Un nouveau système envisagé par les services frontaliers canadiens pour contrôler les voyageurs qui arrivent dans les aéroports risque d'ouvrir la porte à du profilage basé sur l'ethnie ou d'autres caractéristiques personnelles qu'il leur est impossible de modifier, craint le Commissaire à la protection de la vie privée.

Daniel Therrien presse l'Agence des services frontaliers du Canada d'expliquer le bien-fondé du choix de ce système - et de mettre en place, à tout le moins, des balises pour protéger les libertés individuelles et la vie privée. Le commissaire s'inquiète notamment du sort des «faux positifs» - ces voyageurs qui seront constamment ennuyés à leur arrivée au pays.

En vertu des lois canadiennes, les transporteurs aériens sont tenus de fournir aux services frontaliers des détails sur les passagers qui arrivent au Canada - nom, date de naissance, citoyenneté et numéro du siège, entre autres. L'agence utilise ces renseignements depuis des années pour tenter de débusquer d'éventuels terroristes ou de dangereux criminels étrangers.

L'agence utilise actuellement une méthode individuelle d'évaluation du risque reposant sur l'analyse de voyageurs particuliers, auxquels elle attribue un niveau de risque en fonction des éléments d'information qui leur sont propres. Les voyageurs présentant un niveau de risque élevé font l'objet d'une attention particulière à leur arrivée à l'aéroport.
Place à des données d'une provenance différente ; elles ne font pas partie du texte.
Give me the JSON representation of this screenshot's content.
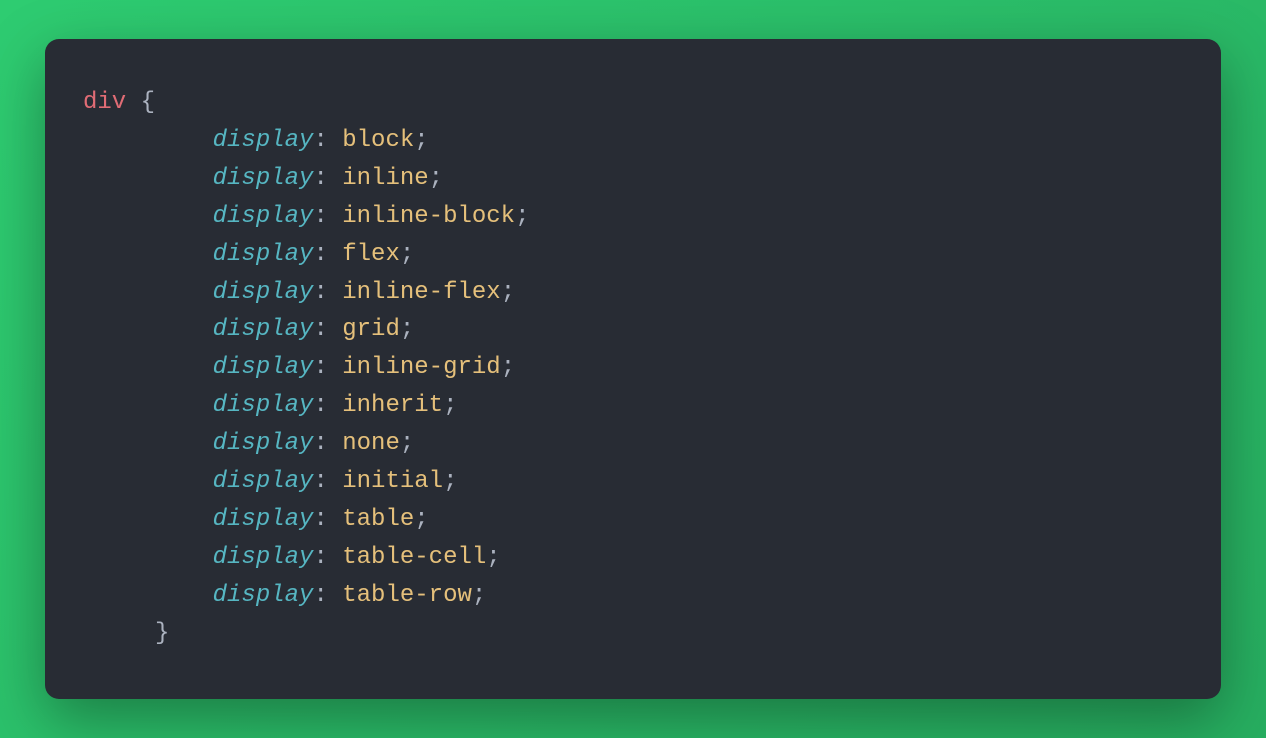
{
  "code": {
    "selector": "div",
    "open_brace": "{",
    "close_brace": "}",
    "property": "display",
    "colon": ":",
    "semicolon": ";",
    "declarations": [
      "block",
      "inline",
      "inline-block",
      "flex",
      "inline-flex",
      "grid",
      "inline-grid",
      "inherit",
      "none",
      "initial",
      "table",
      "table-cell",
      "table-row"
    ]
  },
  "colors": {
    "background_gradient_start": "#2ecc71",
    "background_gradient_end": "#27ae60",
    "panel_bg": "#282c34",
    "selector": "#e06c75",
    "punctuation": "#abb2bf",
    "property": "#56b6c2",
    "value": "#e5c07b"
  }
}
Pour arrimer ses méthodes avec celles du département de la Sécurité intérieure des États-Unis, dans le cadre du «périmètre de sécurité» annoncé en 2011, l'agence canadienne veut cependant adopter un nouveau système, le «ciblage fondé sur des scénarios». Selon l'agence, ce système est plus fiable et plus exact, réduisant le nombre de «suspects» et de «faux positifs».

«La nouvelle méthode reposant sur des scénarios a recours à l'analyse de mégadonnées pour évaluer tous les renseignements recueillis auprès des transporteurs aériens en fonction d'une série de conditions ou de scénarios», écrit le Commissariat à la protection de la vie privée, qui a examiné en 2015 l'étude réalisée par l'agence sur les impacts de ce système au regard de la vie privée.
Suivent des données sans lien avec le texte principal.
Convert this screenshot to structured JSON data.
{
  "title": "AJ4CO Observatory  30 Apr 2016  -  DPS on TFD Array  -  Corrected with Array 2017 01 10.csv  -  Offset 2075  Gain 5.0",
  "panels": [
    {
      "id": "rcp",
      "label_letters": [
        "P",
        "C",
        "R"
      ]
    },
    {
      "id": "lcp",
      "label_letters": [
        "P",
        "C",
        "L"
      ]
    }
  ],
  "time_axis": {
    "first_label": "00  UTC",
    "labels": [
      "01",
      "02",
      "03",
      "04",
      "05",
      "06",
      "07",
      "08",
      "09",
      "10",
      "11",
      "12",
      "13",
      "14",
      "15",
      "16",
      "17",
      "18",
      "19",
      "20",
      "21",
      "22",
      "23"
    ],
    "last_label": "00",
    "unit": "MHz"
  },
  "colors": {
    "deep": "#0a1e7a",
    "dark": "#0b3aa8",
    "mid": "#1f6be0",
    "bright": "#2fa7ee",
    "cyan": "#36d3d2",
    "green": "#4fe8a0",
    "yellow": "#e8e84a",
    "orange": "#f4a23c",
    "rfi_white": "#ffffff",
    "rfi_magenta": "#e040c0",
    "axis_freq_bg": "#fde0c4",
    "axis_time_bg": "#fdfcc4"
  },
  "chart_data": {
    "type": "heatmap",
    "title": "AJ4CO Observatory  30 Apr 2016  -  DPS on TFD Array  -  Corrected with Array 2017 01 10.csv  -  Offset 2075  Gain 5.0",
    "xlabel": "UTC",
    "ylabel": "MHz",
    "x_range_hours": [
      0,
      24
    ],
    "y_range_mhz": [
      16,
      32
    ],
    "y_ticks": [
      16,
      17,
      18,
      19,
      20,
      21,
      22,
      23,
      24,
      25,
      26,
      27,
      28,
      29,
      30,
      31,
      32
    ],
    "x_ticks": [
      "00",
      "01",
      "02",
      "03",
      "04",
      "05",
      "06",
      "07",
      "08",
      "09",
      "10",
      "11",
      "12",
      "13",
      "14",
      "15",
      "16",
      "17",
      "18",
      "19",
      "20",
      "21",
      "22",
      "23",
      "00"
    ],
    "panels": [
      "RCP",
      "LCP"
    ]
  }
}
«Ce système pourrait permettre à l'exploitant, par exemple, de rechercher tous les ressortissants égyptiens de sexe masculin âgés de 18 à 20 ans qui se sont rendus à la fois à Paris et à New York», résume le bureau du commissaire Therrien.

«Cette nouvelle méthode inquiète le Commissariat du fait que l'on peut désormais cibler des voyageurs s'ils correspondent aux caractéristiques générales d'un groupe. (Ainsi), des personnes peuvent faire l'objet d'une attention récurrente et non nécessaire à la frontière en raison de caractéristiques qu'il leur est impossible de modifier - par exemple, l'âge, le sexe, la nationalité, le lieu de naissance et l'origine raciale ou ethnique.»

Le Commissariat recommande donc à l'Agence des services frontaliers du Canada:

- de démontrer la nécessité du ciblage fondé sur des scénarios, au-delà de l'objectif général d'harmonisation avec les États-Unis;

- de publier une description générale des types de scénarios qui pourraient être utilisés afin d'identifier les voyageurs à «risque élevé»;

- d'examiner régulièrement l'efficacité et la «proportionnalité» des scénarios, notamment les répercussions sur les libertés civiles et les droits de la personne;

- de préparer une «évaluation des facteurs relatifs à la vie privée» pour tout le Programme d'information sur les voyageurs, obtenue auprès des transporteurs aériens.

L'Agence des services frontaliers du Canada a «donné suite à toutes nos recommandations», écrit le commissaire Therrien dans son rapport annuel, déposé au Parlement en décembre.

«Elle devrait d'ailleurs nous présenter en 2015-2016 une évaluation des facteurs relatifs à la vie privée plus détaillée sur l'ensemble des activités de collecte, d'analyse, d'utilisation et de communication d'information sur les voyageurs.»